Nanothermometer Withstands Heat
StyleChief writes "Technology Review reports that researchers from the Japanese National Institute for Materials Science (NIMS) have fashioned nano thermometers from a magnesium oxide nanotube filled with liquid gallium. The tiny thermometers are between 20 and 60 nanometers thick, or about one hundredth the diameter of a red blood cell."
Of course not. It would be measuring temperature!
This is quite interesting. It can detect a range of tempratures up to 1000 degrees centigrade, but the article doesn't mention how low it goes or how low it can go without suffering permanant structural damage, and also doesn't mention o fit can tolerate going from hot to cold. In actuality, how robust is this thing?
But that's beside my point. I'm sure many of you will already have thought about this, but it is relevant, nonetheless. Consider medical thermometers today. They are placed in all sorts of places in order to get a reading of external temperature, but for early detection of viruses (characterised by an increase in body temperature as the body attempts to heat the virus to the point of breaking down) you need a good accurate reading of temperature and it would be more useful to be able to find internal temperature than internal temperature.

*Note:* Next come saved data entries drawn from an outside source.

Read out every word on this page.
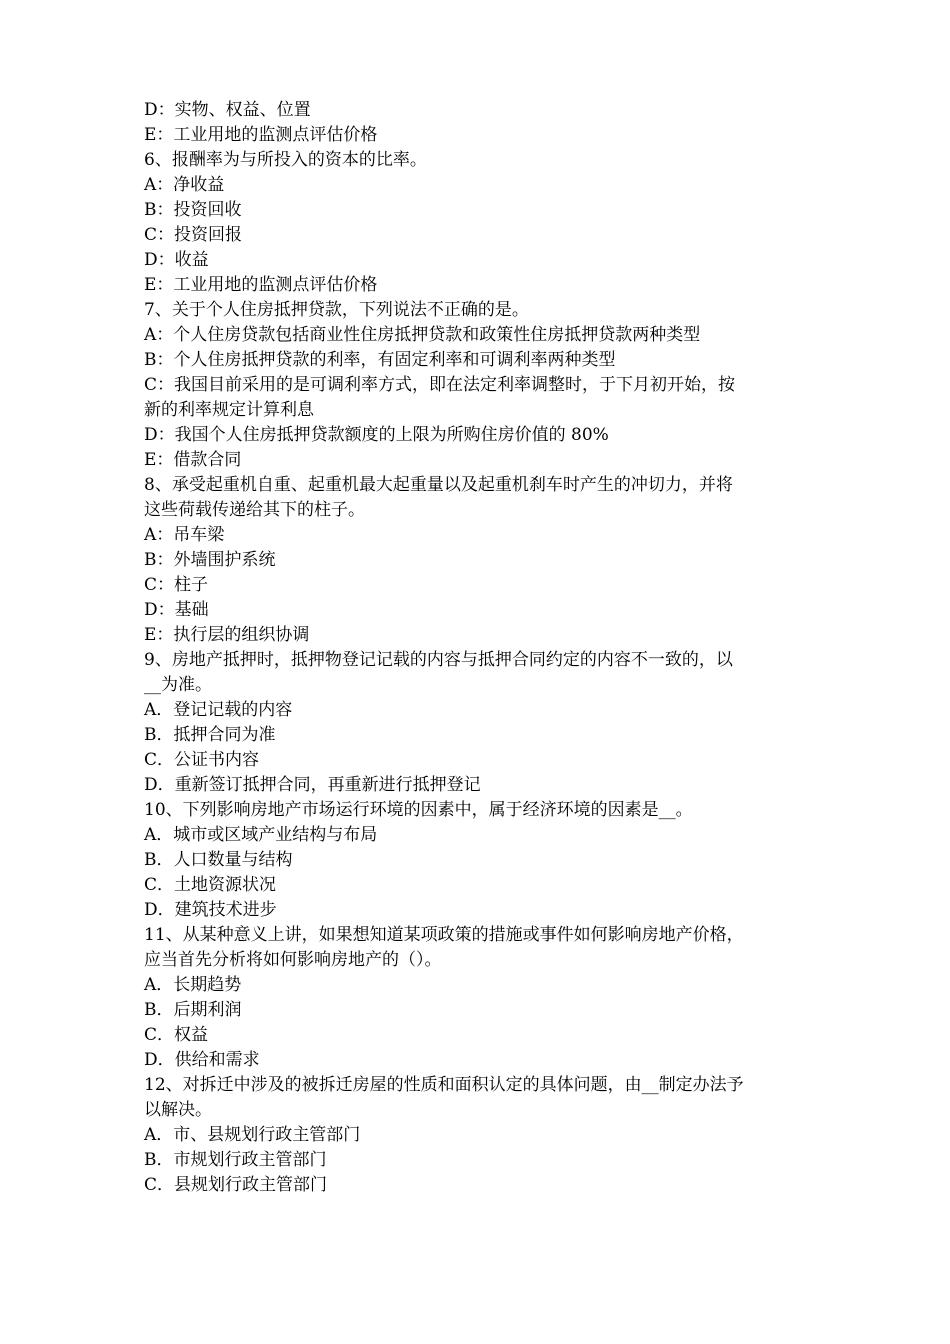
D：实物、权益、位置
E：工业用地的监测点评估价格
6、报酬率为与所投入的资本的比率。
A：净收益
B：投资回收
C：投资回报
D：收益
E：工业用地的监测点评估价格
7、关于个人住房抵押贷款，下列说法不正确的是。
A：个人住房贷款包括商业性住房抵押贷款和政策性住房抵押贷款两种类型
B：个人住房抵押贷款的利率，有固定利率和可调利率两种类型
C：我国目前采用的是可调利率方式，即在法定利率调整时，于下月初开始，按
新的利率规定计算利息
D：我国个人住房抵押贷款额度的上限为所购住房价值的 80%
E：借款合同
8、承受起重机自重、起重机最大起重量以及起重机刹车时产生的冲切力，并将
这些荷载传递给其下的柱子。
A：吊车梁
B：外墙围护系统
C：柱子
D：基础
E：执行层的组织协调
9、房地产抵押时，抵押物登记记载的内容与抵押合同约定的内容不一致的，以
__为准。
A．登记记载的内容
B．抵押合同为准
C．公证书内容
D．重新签订抵押合同，再重新进行抵押登记
10、下列影响房地产市场运行环境的因素中，属于经济环境的因素是__。
A．城市或区域产业结构与布局
B．人口数量与结构
C．土地资源状况
D．建筑技术进步
11、从某种意义上讲，如果想知道某项政策的措施或事件如何影响房地产价格，
应当首先分析将如何影响房地产的（）。
A．长期趋势
B．后期利润
C．权益
D．供给和需求
12、对拆迁中涉及的被拆迁房屋的性质和面积认定的具体问题，由__制定办法予
以解决。
A．市、县规划行政主管部门
B．市规划行政主管部门
C．县规划行政主管部门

The instrument would need to be sensitive aswell and a healthy range of precise temperatures needed for that specific person so a change can be detected.
With today's advancement in miniaturised technology, it would be possible to engineer these tiny thermometers, stated as being a hundredth of the size of a red blood cell, with a signal transmitter attached. Something harmless like a radio wave (although that would degrade over distance) every minute could be attached to the thermometer in order to make a tiny internal thermometer which travels in th blood stream and doesn't affect the body adversely from within, providing it is the right size and shape. In this way, everyone's temperatures could be monitored from central station in medical centres. Sound expenive, but for those hypocondriacs with money, it would both put their mind at rest and give them a better medical coverage for early dtection of things such as viral infection.
In actuality, such a device would need to obtain its energy from the blood in some way. Alcohol might not be socially acceptable (I know I don't drink) and perhaps combustion of oxygen and glucose in the blood would increase the temperature next to the thermometer, assuming this time combustion unit, transmitter and thermometer are part of the same unit. Size, as I see it, wouldn't be a problem though. The thermometer is less than a hundredth od the size of a red blood cell and the entire unit could be the same size as a red blood cell with absolutely no problem for the blood, except in the event of a blood clot.
In thinking, this could lead the way to pioneering technology in the field of medical nonotechnology. Perhaps blood clots in the future will be dealt with by tiny devices in the bloodstream. In any case, monitoring of human being's health at all times is a must have for the faroff contnuation of a good health system of the future.